Avoiding hospital admission through provision of hospital care at home: a systematic review and meta-analysis of individual patient data

Sasha Shepperd, Helen Doll, Robert M Angus, Mike J Clarke, Steve Iliffe, Lalit Kalra, Nicoletta Aimonio Ricauda, Vittoria Tibaldi, Andrew D Wilson
Canadian Medical Association Journal: CMAJ 2009 January 20, 180 (2): 175-82

BACKGROUND: Avoidance of admission through provision of hospital care at home is a scheme whereby health care professionals provide active treatment in the patient's home for a condition that would otherwise require inpatient treatment in an acute care hospital. We sought to compare the effectiveness of this method of caring for patients with that type of in-hospital care.

METHODS: We searched the MEDLINE, EMBASE, CINAHL and EconLit databases and the Cochrane Effective Practice and Organisation of Care Group register from the earliest date in each database until January 2008. We included randomized controlled trials that evaluated a service providing an alternative to admission to an acute care hospital. We excluded trials in which the program did not offer a substitute for inpatient care. We performed meta-analyses for trials for which the study populations had similar characteristics and for which common outcomes had been measured.

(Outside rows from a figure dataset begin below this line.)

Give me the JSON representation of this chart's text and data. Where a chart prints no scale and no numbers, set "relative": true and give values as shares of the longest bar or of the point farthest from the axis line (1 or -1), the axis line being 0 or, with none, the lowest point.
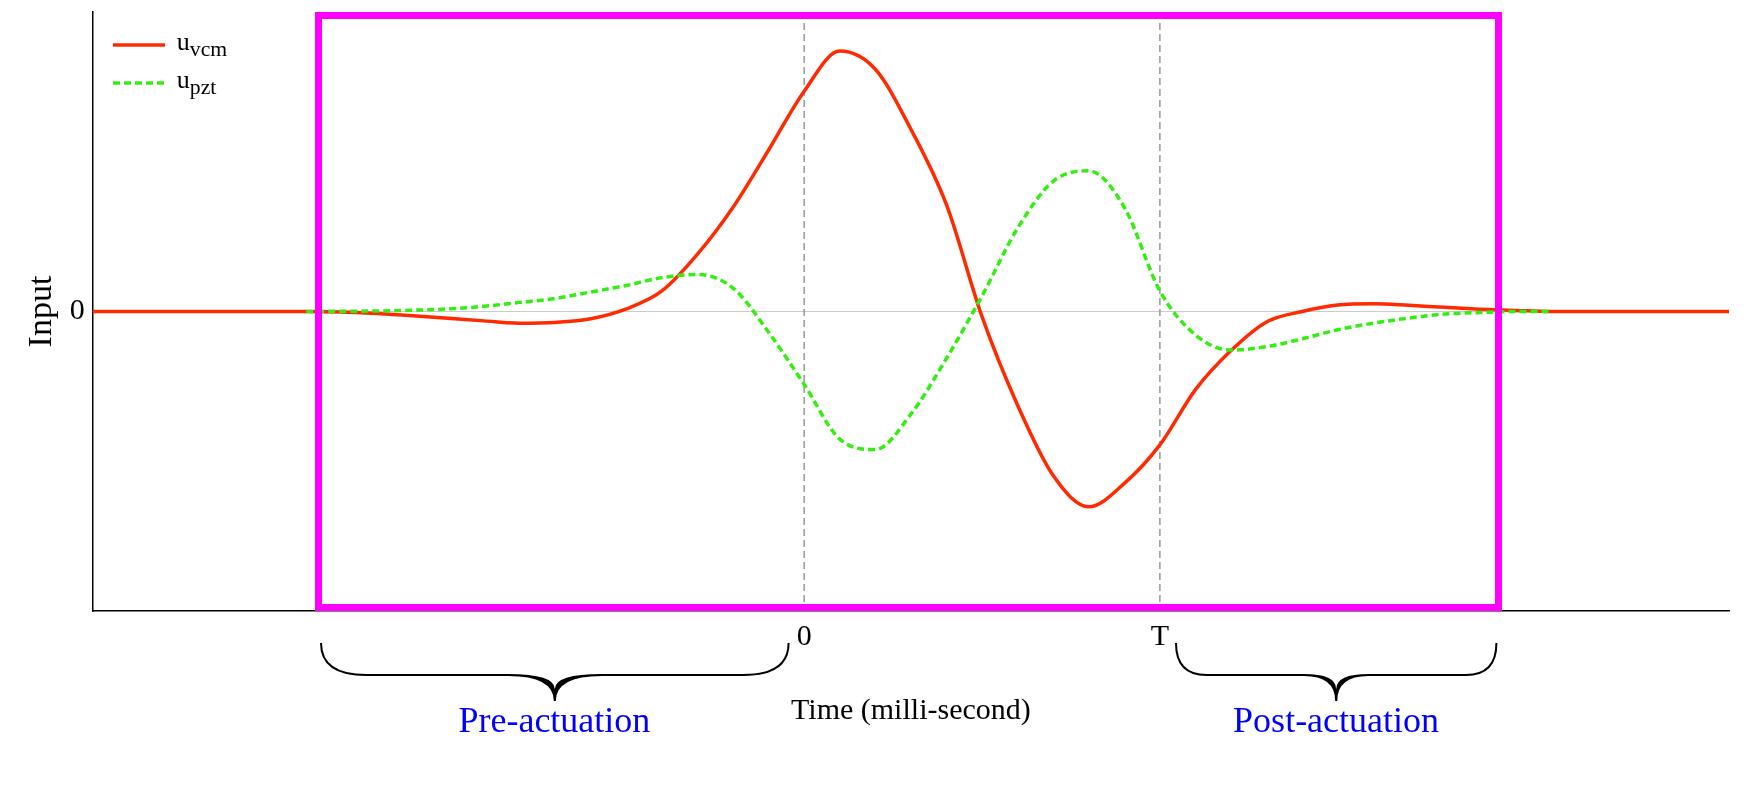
{
  "chart_data": {
    "type": "line",
    "relative": true,
    "xlabel": "Time (milli-second)",
    "ylabel": "Input",
    "categories": [
      null,
      null,
      null,
      null,
      null,
      null,
      null,
      null,
      null,
      null,
      null,
      null,
      null,
      null,
      null,
      null,
      null,
      null,
      null,
      null,
      "0",
      null,
      null,
      null,
      null,
      null,
      null,
      null,
      null,
      null,
      "T",
      null,
      null,
      null,
      null,
      null,
      null,
      null,
      null,
      null,
      null,
      null,
      null,
      null,
      null,
      null,
      null
    ],
    "grid": false,
    "legend": "top left",
    "series": [
      {
        "name": "u$_{vcm}$",
        "color": "#ff2a00",
        "line_style": "solid",
        "values": [
          0,
          0,
          0,
          0,
          0,
          0,
          0,
          -0.002,
          -0.008,
          -0.016,
          -0.026,
          -0.036,
          -0.045,
          -0.042,
          -0.028,
          0.01,
          0.079,
          0.22,
          0.4,
          0.62,
          0.846,
          1,
          0.93,
          0.7,
          0.41,
          -0.02,
          -0.36,
          -0.63,
          -0.75,
          -0.66,
          -0.512,
          -0.3,
          -0.15,
          -0.04,
          0,
          0.025,
          0.03,
          0.024,
          0.016,
          0.009,
          0.004,
          0,
          0,
          0,
          0,
          0,
          0
        ]
      },
      {
        "name": "u$_{pzt}$",
        "color": "#33ee11",
        "line_style": "dashed",
        "values": [
          null,
          null,
          null,
          null,
          null,
          null,
          0,
          0.001,
          0.002,
          0.005,
          0.01,
          0.02,
          0.035,
          0.05,
          0.075,
          0.1,
          0.13,
          0.142,
          0.09,
          -0.08,
          -0.28,
          -0.49,
          -0.53,
          -0.394,
          -0.18,
          0.06,
          0.32,
          0.5,
          0.54,
          0.4,
          0.079,
          -0.09,
          -0.148,
          -0.135,
          -0.105,
          -0.07,
          -0.045,
          -0.025,
          -0.01,
          -0.004,
          0,
          0,
          null,
          null,
          null,
          null,
          null
        ]
      }
    ],
    "ref_lines": [
      {
        "axis": "y",
        "value": 0,
        "label": "0",
        "color": "#cccccc",
        "line_style": "solid"
      },
      {
        "axis": "x",
        "value": "0",
        "color": "#999999",
        "line_style": "dashed"
      },
      {
        "axis": "x",
        "value": "T",
        "color": "#999999",
        "line_style": "dashed"
      }
    ],
    "annotations": [
      "Pre-actuation",
      "Post-actuation"
    ]
  }
}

RESULTS: We included 10 randomized trials (with a total of 1327 patients) in our systematic review. Seven of these trials (with a total of 969 patients) were deemed eligible for meta-analysis of individual patient data, but we were able to obtain data for only 5 of these trials (with a total of 844 patients [87%]). There was no significant difference in mortality at 3 months for patients who received hospital care at home (adjusted hazard ratio [HR] 0.77, 95% confidence interval [CI] 0.54-1.09, p = 0.15). However, at 6 months, mortality was significantly lower for these patients (adjusted HR 0.62, 95% CI 0.45-0.87, p = 0.005). Admissions to hospital were greater, but not significantly so, for patients receiving hospital care at home (adjusted HR 1.49, 95% CI 0.96-2.33, p = 0.08). Patients receiving hospital care at home reported greater satisfaction than those receiving inpatient care. These programs were less expensive than admission to an acute care hospital ward when the analysis was restricted to treatment actually received and when the costs of informal care were excluded.

INTERPRETATION: For selected patients, avoiding admission through provision of hospital care at home yielded similar outcomes to inpatient care, at a similar or lower cost.